# How much to rent a field?



## HenrytheCat (13 April 2010)

I have decided that I want to get another pony.  I've got a lovely little mare at the moment and I would like a youngster to bring on as well.  The only problem is that I keep my current pony on expensive (eek!) full livery due to working very long hours and having the usual school run/other animals etc to fit in as well.  All being well I am going to become a lady of leisure in a few weeks so I think the time has come to rent my own field as I will have far more time to spend doing horsey things.

I have approached a local farmer to see if he will consider fencing off some of his grassland and he has agreed in principle.  He has got horses himself but he has never rented land out before so he isn't sure what to charge me and I am trying to find out an average price so that I can negotiate with him if necessary.

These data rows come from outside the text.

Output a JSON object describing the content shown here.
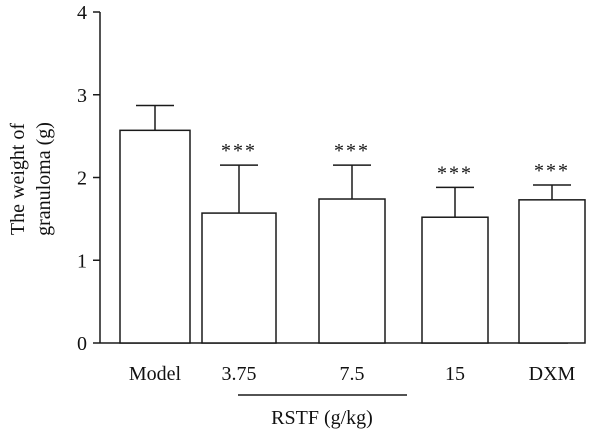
{
  "chart_data": {
    "type": "bar",
    "title": "",
    "categories": [
      "Model",
      "3.75",
      "7.5",
      "15",
      "DXM"
    ],
    "values": [
      2.57,
      1.57,
      1.74,
      1.52,
      1.73
    ],
    "error": [
      0.3,
      0.58,
      0.41,
      0.36,
      0.18
    ],
    "significance": [
      "",
      "***",
      "***",
      "***",
      "***"
    ],
    "ylabel_lines": [
      "The weight of",
      "granuloma (g)"
    ],
    "xlabel": "",
    "group_label": "RSTF (g/kg)",
    "group_span": [
      "3.75",
      "15"
    ],
    "ylim": [
      0,
      4
    ],
    "yticks": [
      0,
      1,
      2,
      3,
      4
    ],
    "grid": false,
    "bar_fill": "#ffffff",
    "stroke_color": "#1a1a1a"
  }
}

Unfortunately, I am not sure how big the field will be because I don't need it yet (until I give up work and get my new pony) and he hasn't done any fencing.  I think I will be able to influence the size of the field as well, with any luck when we are both ready to proceed.

So two questions really - firstly how much land do I need for two natives?  One is a Dales x and the other will be a Highland (I think).  They are both 14.1 ish and very good doers.  A field shelter will be included in the price of the field rental.

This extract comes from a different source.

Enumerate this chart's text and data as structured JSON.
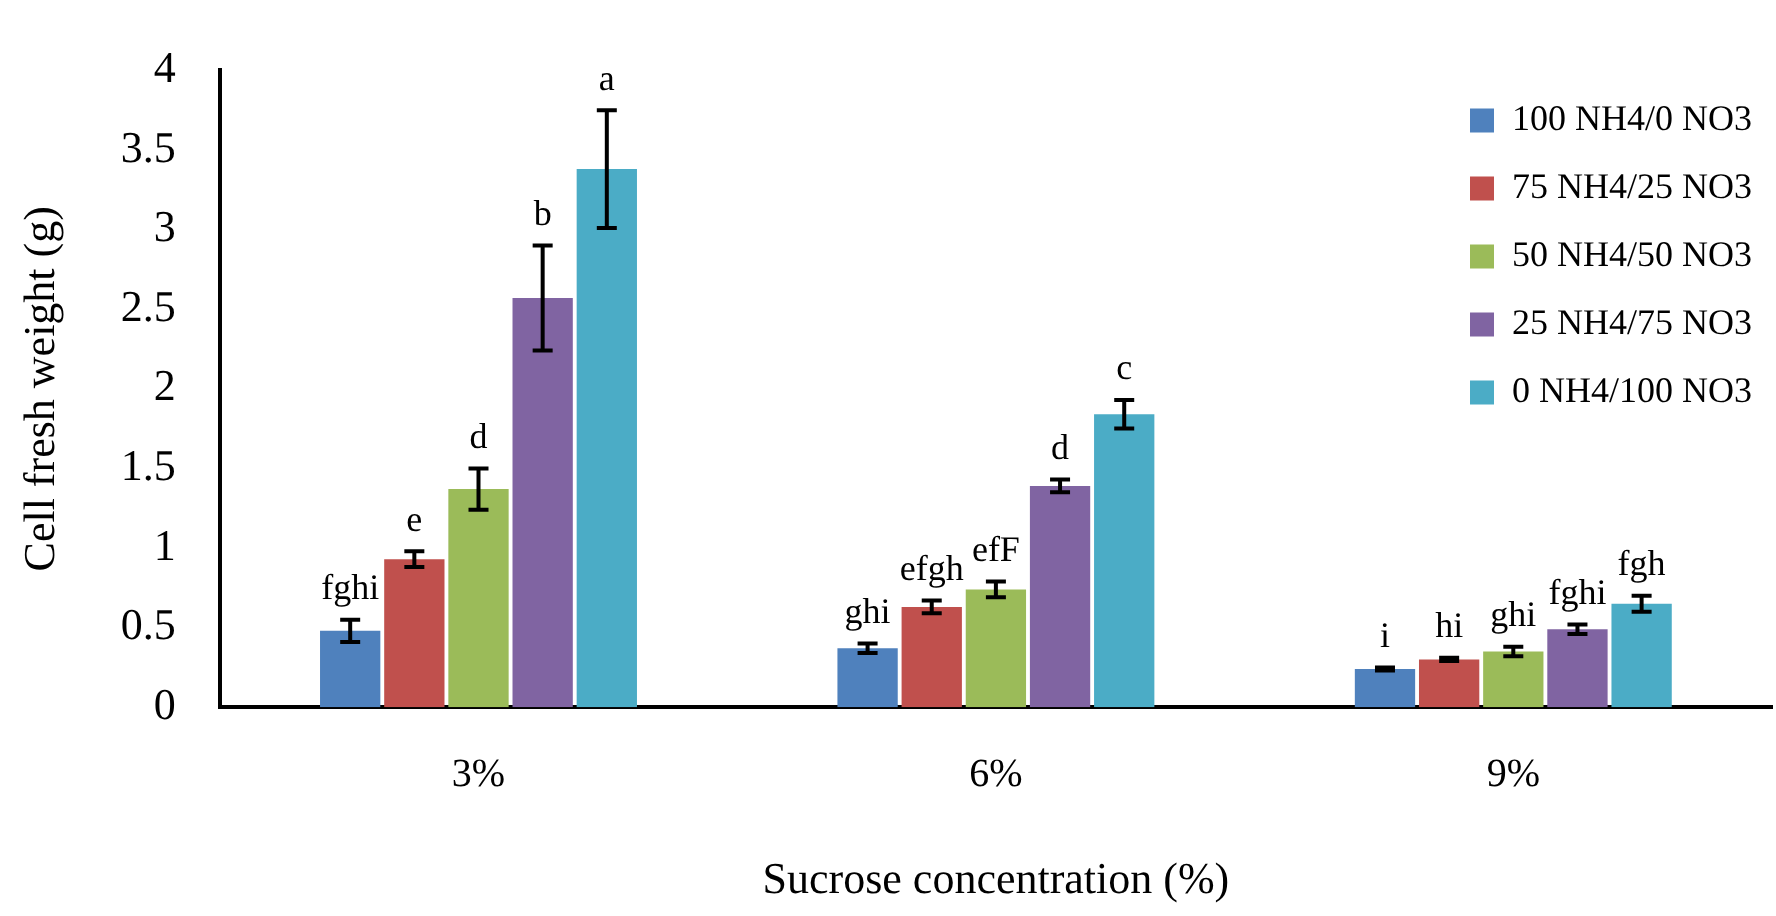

Secondly, how much rent should I expect to pay?  Not sure if there will be a water supply or not.  Depends on how close to his property my field ends up being.  Any ideas or does it depend entirely on the size of the field?

Oh I forgot.  He also has a badly maintained manege which I am hoping to use so I am guessing that would also affect the price?


----------



## spike123 (13 April 2010)

Ideally at least 2 1/2 acres so that you can rest and rotate it as required. Any less you will find you get badly poached ground. I pay £20 per week per horse where I am but that does include a stable and not just a field.I have other friends who also rent fields from farmers and all are paying anywhere from £10 to £25 dependant on whether there are any other facilities.IE stable,water supplied etc


----------



## pottamus (13 April 2010)

Difficult without knowing the size of the field...but I pay £600 per year for two and a half acres of flat paddock with road access. No water facilities, menage or electricity and I pay for the maintenance of the land and hedges on top...so approx an extra £250 per year for hedges, harrowing, spraying, much removal.
I bought my own field shelter in order to store hay in one side and use the other as a stable to get my good doer off the grass for periods of time.
Most of my land is wasted as I do not use it or need it, having such a good doer, he manages well on less than 1 acre all year round with hay...the rest of the field is cut and then left. 
Make sure you get something drawn up in writing about who is responsible for what and what facilities are included...also have a months notice for either party...just in case.


----------



## Troylimbo1 (13 April 2010)

I was paying £40 per week for a thirteen acre field with no field shelter but it had water.
I think that was quite reasonable as £20 per week per horse seems to be the going rate for fairly average fields.
This is East Sussex. Hope it helps


----------



## HenrytheCat (13 April 2010)

Thanks everyone.  Your replies are all helping me build up a picture.  I didn't have a clue about costs and neither does the farmer so, if he wants me to suggest a price I have some evidence to show him, and if he sets a price I will have an idea of whether or not it is reasonable.


----------



## learningcurve (13 April 2010)

I pay £50 a month for 3 acres, water on site, I am allowed to put up my own field shelter, storage etc.
Field entrance is located down a private road.


----------



## L&M (13 April 2010)

I rent out a 3 acre field, with its own water supply but no field shelter, for £20 per week. It currently holds a 16.2hh shire x and a 14.2hh cob and seems to provide enough space and grass all yr round. It is split into 2 for rotation purposes over the spring and summer, with the fencing removed in the winter so they have free roam over the whole field.
Hope that helps!


----------



## posie_honey (13 April 2010)

from a agricultural consultant/farmer perspective  i'd recommend the farmer to charge £100/acre/year for a field..... that seems to be the average price round here (perthshire/angus) al;though i have also paid more than that round here too...


----------



## HenrytheCat (13 April 2010)

Thanks very much everyone.  Loads of useful info building up


----------